Russell Keast, a researcher in sensory science at Deakin University in Australia, said in an email, "We believe that if you are sensitive to fat taste in the oral cavity, your gut is also sensitive to fat. This has implications on consumption, as fat is a good fullness-inducing nutrient, as long as your body can recognize it. Those who are less sensitive to fat taste have trouble as their body fails to recognize dietary fat and in turn they don’t feel as full, and consume more."
Keast went on to say that the food industry can use this knowledge by delivering fatty acids to the gut to create a feeling of fullness, not by adding more fat, but by adding fatty acids.
A 2012 study first identified a human receptor that can taste fat and suggested that some people are more sensitive to the presence of fat in foods due to a variation in the CD36 gene. Other studies have also generally found that some people are more, while others are less, sensitive to fatty acids (the components that make up fat) in food.

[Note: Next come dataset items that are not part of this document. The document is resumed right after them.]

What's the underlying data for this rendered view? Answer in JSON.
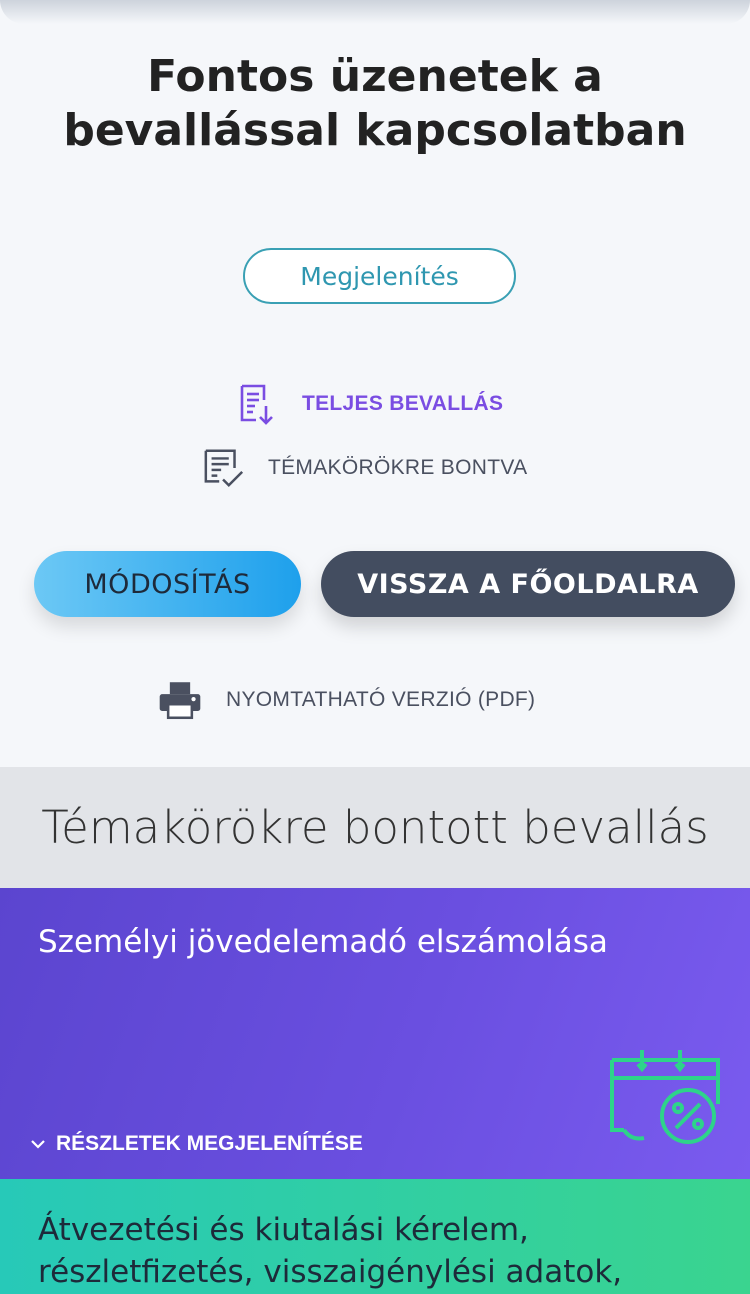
{
  "page_title": "Fontos üzenetek a bevallással kapcsolatban",
  "show_button": "Megjelenítés",
  "links": {
    "full_return": "TELJES BEVALLÁS",
    "by_topics": "TÉMAKÖRÖKRE BONTVA",
    "printable": "NYOMTATHATÓ VERZIÓ (PDF)"
  },
  "buttons": {
    "modify": "MÓDOSÍTÁS",
    "back_home": "VISSZA A FŐOLDALRA"
  },
  "section_title": "Témakörökre bontott bevallás",
  "cards": [
    {
      "title": "Személyi jövedelemadó elszámolása",
      "details_label": "RÉSZLETEK MEGJELENÍTÉSE",
      "icon": "calendar-percent-icon"
    },
    {
      "title": "Átvezetési és kiutalási kérelem, részletfizetés, visszaigénylési adatok,"
    }
  ],
  "colors": {
    "accent_purple": "#7a4de2",
    "accent_teal": "#2f97b0",
    "card_purple": "#6a4fe0",
    "card_green": "#2fcfa4",
    "icon_green": "#2ed38a"
  }
}
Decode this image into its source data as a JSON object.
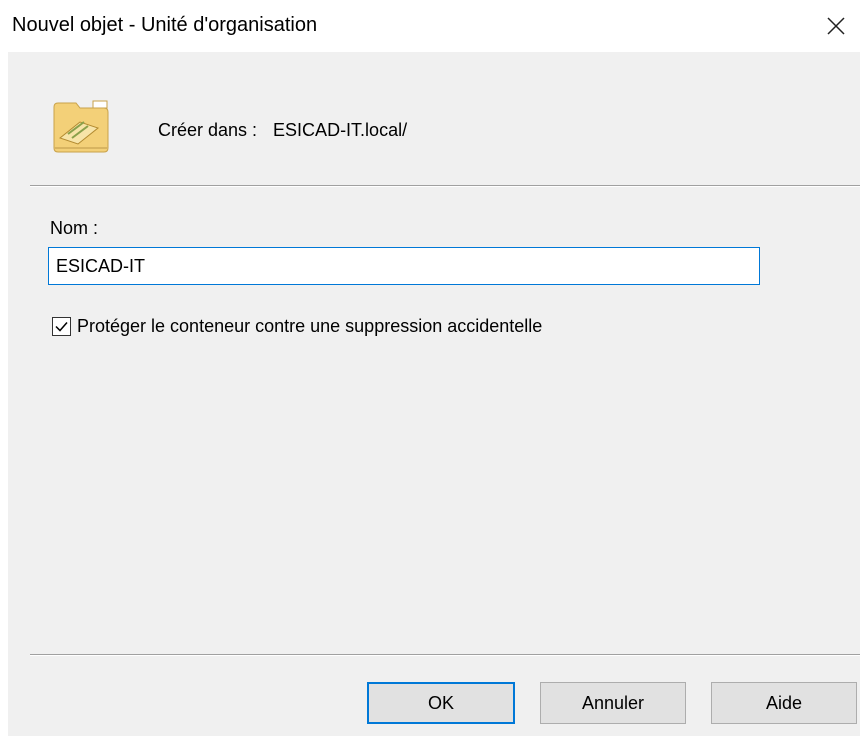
{
  "window": {
    "title": "Nouvel objet - Unité d'organisation",
    "close_icon": "close-icon"
  },
  "header": {
    "icon": "organizational-unit-folder-icon",
    "create_label": "Créer dans :",
    "create_path": "ESICAD-IT.local/"
  },
  "form": {
    "name_label": "Nom :",
    "name_value": "ESICAD-IT",
    "protect_checked": true,
    "protect_label": "Protéger le conteneur contre une suppression accidentelle"
  },
  "buttons": {
    "ok": "OK",
    "cancel": "Annuler",
    "help": "Aide"
  },
  "colors": {
    "accent": "#0078d7",
    "dialog_background": "#f0f0f0",
    "button_face": "#e1e1e1"
  }
}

The fat-sensitive people tend to better detect the fat content of food, eat less total dietary fat, and sometimes have a lower BMI than people who are less sensitive to fatty acids. Other findings suggest that a high-fat diet may decrease fat sensitivity in lean individuals and that a fat-restricted diet may decrease the pleasantness, taste and preference for high-fat foods.
Richard Mattes, a professor of nutrition science at Purdue University, agrees with Keast, saying in an email that food manufacturers could use very low concentrations of fatty acids to reproduce the flavor-enhancing taste of fat. These small amounts would be nutritionally inconsequential, meaning they wouldn't add fat content to food. The current standard industry practice is to mimic the taste of fat by replicating the texture of how fats feel in the mouth. Mattes noted that a new understanding of fat as a taste could be especially important in designing fat replacers.
But all this talk of adding fatty acids to foods to imitate the taste of fat may be a bit early, according to Dr. Caroline Withers, Senior Sensory and Consumer Scientist at MMR Research Worldwide. Withers says understanding of fatty taste is still in the early stages and not ready for direct application in food R&D. One challenge she notes is that different fatty acids have different tastes, and experts still need to understand how the varying tastes affect foods.